Michael Tomasky of The Daily Beast and Newsweek adds:

It couldn’t be more hilarious, watching these Republicans rend their garments over the Obama administration’s bin Laden video. Imaging the paroxysms we’d have been forced to endure if George W. Bush had iced the dreaded one is all we need to do to understand how hypocritical it all is. But what obviously gets under Republicans’ skin is not the fact of this video’s existence, but the fact that Barack Obama got him and they didn’t, which destroys their assumption of the past decade that they are “the 9/11 party.” And more than that—and this is the real story here—it’s the fact that the Democrats don’t appear to be afraid of the Republicans anymore. That, to Republicans, is what’s truly unacceptable.

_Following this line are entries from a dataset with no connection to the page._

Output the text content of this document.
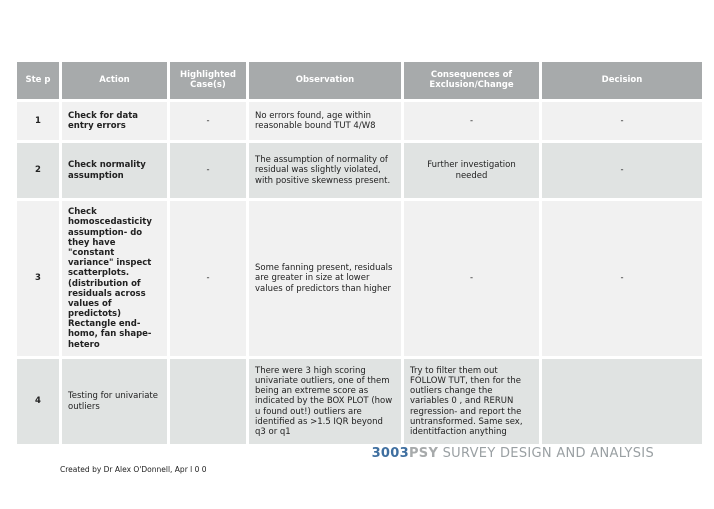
Ste p	Action	Highlighted Case(s)	Observation	Consequences of Exclusion/Change	Decision
1	Check for data entry errors	-	No errors found, age within reasonable bound TUT 4/W8	-	-
2	Check normality assumption	-	The assumption of normality of residual was slightly violated, with positive skewness present.	Further investigation needed	-
3	Check homoscedasticity assumption- do they have "constant variance" inspect scatterplots. (distribution of residuals across values of predictots) Rectangle end- homo, fan shape- hetero	-	Some fanning present, residuals are greater in size at lower values of predictors than higher	-	-
4	Testing for univariate outliers		There were 3 high scoring univariate outliers, one of them being an extreme score as indicated by the BOX PLOT (how u found out!) outliers are identified as >1.5 IQR beyond q3 or q1	Try to filter them out FOLLOW TUT, then for the outliers change the variables 0 , and RERUN regression- and report the untransformed. Same sex, identitfaction anything	
3003PSY SURVEY DESIGN AND ANALYSIS
Created by Dr Alex O'Donnell, Apr l 0 0
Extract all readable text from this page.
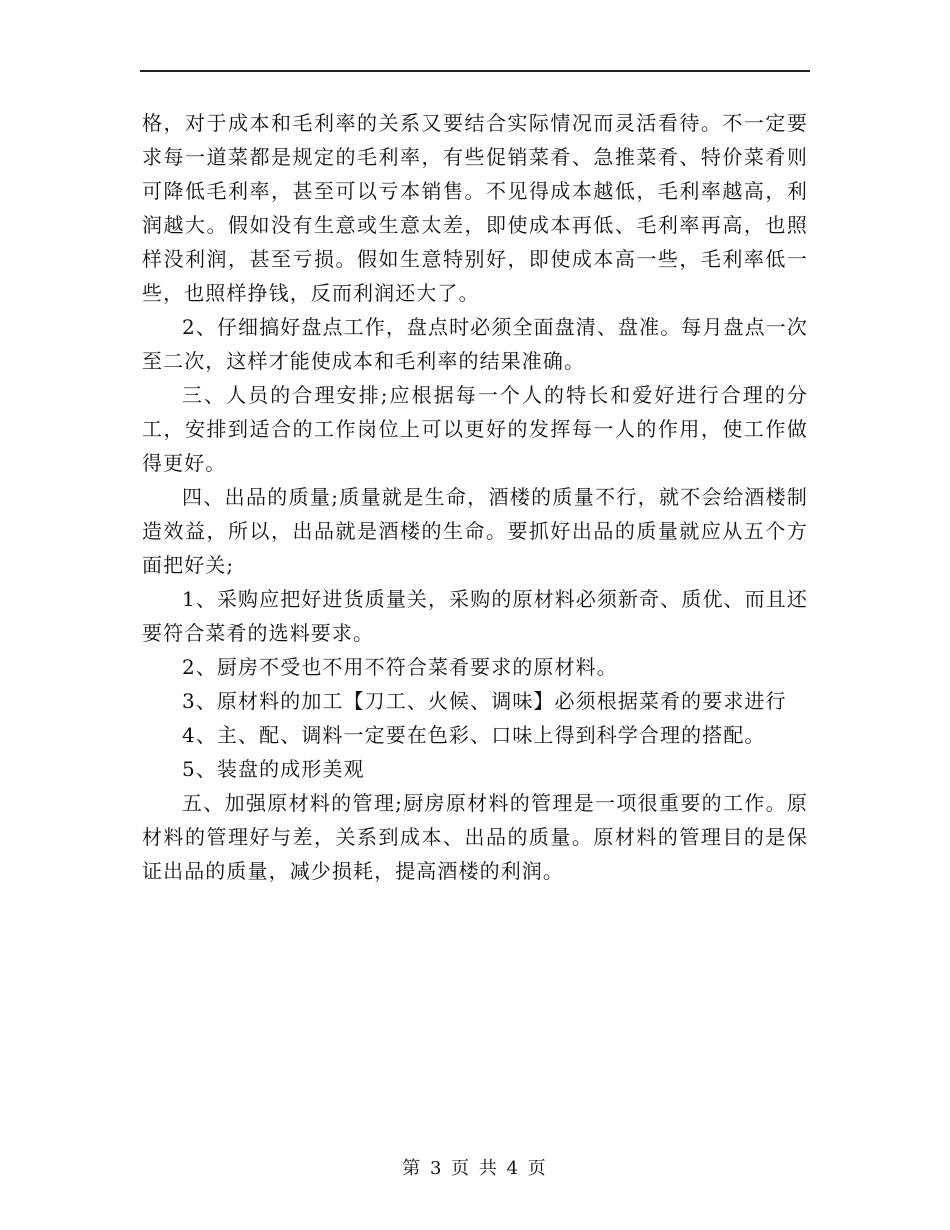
格，对于成本和毛利率的关系又要结合实际情况而灵活看待。不一定要求每一道菜都是规定的毛利率，有些促销菜肴、急推菜肴、特价菜肴则可降低毛利率，甚至可以亏本销售。不见得成本越低，毛利率越高，利润越大。假如没有生意或生意太差，即使成本再低、毛利率再高，也照样没利润，甚至亏损。假如生意特别好，即使成本高一些，毛利率低一些，也照样挣钱，反而利润还大了。

2、仔细搞好盘点工作，盘点时必须全面盘清、盘准。每月盘点一次至二次，这样才能使成本和毛利率的结果准确。

三、人员的合理安排;应根据每一个人的特长和爱好进行合理的分工，安排到适合的工作岗位上可以更好的发挥每一人的作用，使工作做得更好。

四、出品的质量;质量就是生命，酒楼的质量不行，就不会给酒楼制造效益，所以，出品就是酒楼的生命。要抓好出品的质量就应从五个方面把好关;

1、采购应把好进货质量关，采购的原材料必须新奇、质优、而且还要符合菜肴的选料要求。

2、厨房不受也不用不符合菜肴要求的原材料。

3、原材料的加工【刀工、火候、调味】必须根据菜肴的要求进行

4、主、配、调料一定要在色彩、口味上得到科学合理的搭配。

5、装盘的成形美观

五、加强原材料的管理;厨房原材料的管理是一项很重要的工作。原材料的管理好与差，关系到成本、出品的质量。原材料的管理目的是保证出品的质量，减少损耗，提高酒楼的利润。

第 3 页 共 4 页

One does not need to be a supporter of President Obama to admit that the pursuit and killing of bin Laden was a great personal success for his presidency. It was an enormous risk that not all–or even most–presidents would have taken. The video does not exploit that, it acknowledges it and places the event in the proper context of the choice in the 2012 election.

The President’s greatest responsibility is not to “manage the economy” or the myriad other tasks for which they receive too much credit or too much blame. It is to make extraordinarily difficult decisions at moments of intense uncertainty to protect the country. Obama made such a decision a year ago by going into Pakistan to take out bin Laden. Not one of the people in office (George W. Bush) or closest to becoming President in 2008 (John McCain, Mitt Romney, Hillary Clinton) supported such a policy. McCain especially mocked Obama’s naivete and foolishness. But they were wrong, and Obama was right. And America and the world are better places because of that.